How can I calculate left and right-sided limits?

[Phizyk]

Hi,
How can I calculate left and right-sided limits?
\frac{x}{a}[\frac{b}{x}]
\frac{b}{x}[\frac{x}{a}]
\frac{x}{\sqrt{|sinx|}}
in point x=0.
Thanks for help.

 

[statdad]

What have you done? think about how the definition of absolute value and how \sin x behaves when x \approx 0.

 

[HallsofIvy]

Hi,
How can I calculate left and right-sided limits?
\frac{x}{a}[\frac{b}{x}]

For x not equal to 0, this is just b/a and so has b/a as both right and left sided limits.
Or did you mean (x/a)|b/x|? In that case, you take left and right limits by looking at:
If x> 0 then |b/x|= |b|/x so (x/a)(|b|/x)= |b|/a
If x< 0 then |b/x|= -|b|/x so (x/a)(|b|/x)= -|b|/a

\frac{b}{x}[\frac{x}{a}]

Same comments

\frac{x}{\sqrt{|sinx|}}
in point x=0.
Thanks for help.

The last one should be easy.
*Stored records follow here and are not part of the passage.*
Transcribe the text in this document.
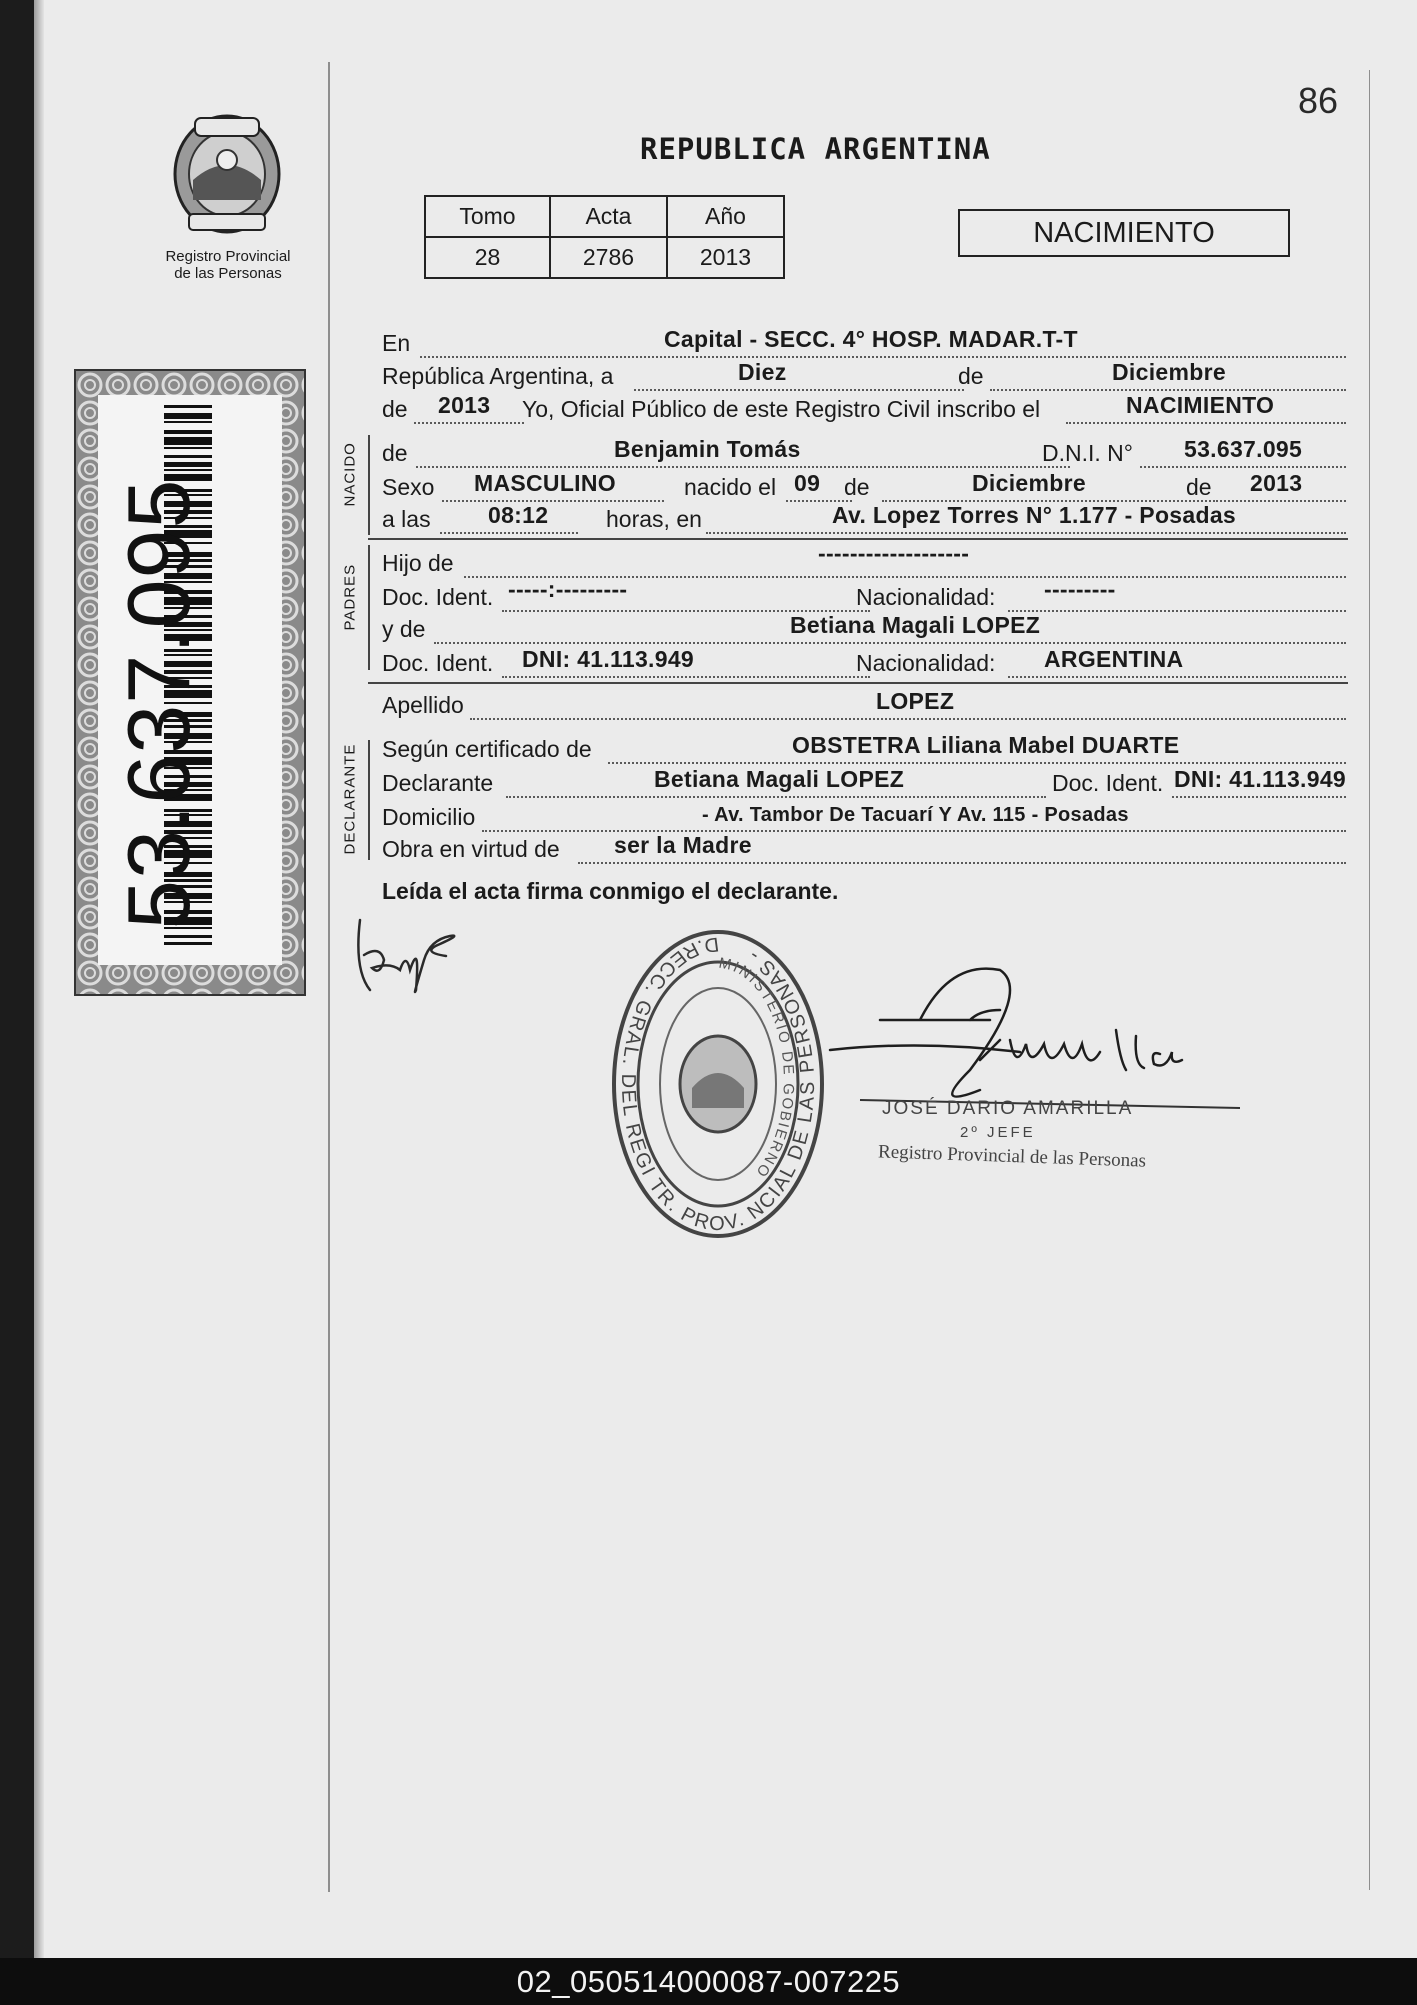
Registro Provincial
de las Personas
53.637.095
86
REPUBLICA ARGENTINA
Tomo	Acta	Año
28	2786	2013
NACIMIENTO
NACIDO
PADRES
DECLARANTE
En	Capital - SECC. 4° HOSP. MADAR.T-T
República Argentina, a	Diez	de	Diciembre
de 2013 Yo, Oficial Público de este Registro Civil inscribo el	NACIMIENTO
de	Benjamin Tomás	D.N.I. N° 53.637.095
Sexo MASCULINO	nacido el 09 de	Diciembre	de 2013
a las 08:12	horas, en	Av. Lopez Torres N° 1.177 - Posadas
Hijo de	-------------------
Doc. Ident. -----:---------	Nacionalidad: ---------
y de	Betiana Magali LOPEZ
Doc. Ident. DNI: 41.113.949	Nacionalidad: ARGENTINA
Apellido	LOPEZ
Según certificado de	OBSTETRA Liliana Mabel DUARTE
Declarante	Betiana Magali LOPEZ	Doc. Ident. DNI: 41.113.949
Domicilio	- Av. Tambor De Tacuarí Y Av. 115 - Posadas
Obra en virtud de ser la Madre
Leída el acta firma conmigo el declarante.
D.RECC. GRAL. DEL REGI TR. PROV. NCIAL DE LAS PERSONAS -
MINISTERIO DE GOBIERNO
JOSÉ DARIO AMARILLA
2º JEFE
Registro Provincial de las Personas
02_050514000087-007225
Since sin(-x)= -sin(x), |sin(-x)|= |sin(x)| and the only difference between x< 0 and x> 0 is in the numerator.

 

[Phizyk]

[\frac{b}{x}] it is entier function. I can not solve second case... It is harder than first. Can I do (\frac{x}{a}-1)\frac{b}{x}\leq{[\frac{x}{a}]\frac{b}{x}}\leq{\frac{b}{a}} and use |f(x)-g|\leq{\epsilon} so g=\frac{b}{a}?

 

[HallsofIvy]

[\frac{b}{x}] it is entier function.

I don't know what that means.

I can not solve second case... It is harder than first. Can I do (\frac{x}{a}-1)\frac{b}{x}\leq{[\frac{x}{a}]\frac{b}{x}}\leq{\frac{b}{a}} and use |f(x)-g|\leq{\epsilon} so g=\frac{b}{a}?

Where did the "-1" in \frac{x}{a}-1[/itex] come from?

 

[Phizyk]

[\frac{b}{x}] the floor and ceiling functions.
x-1\leq{[x]}\leq{x}

 

[HallsofIvy]

Chose one! Does it mean the floor or the ceiling. It can't be both! If you mean [x] is the integer between x-1 and x, then it is the floor.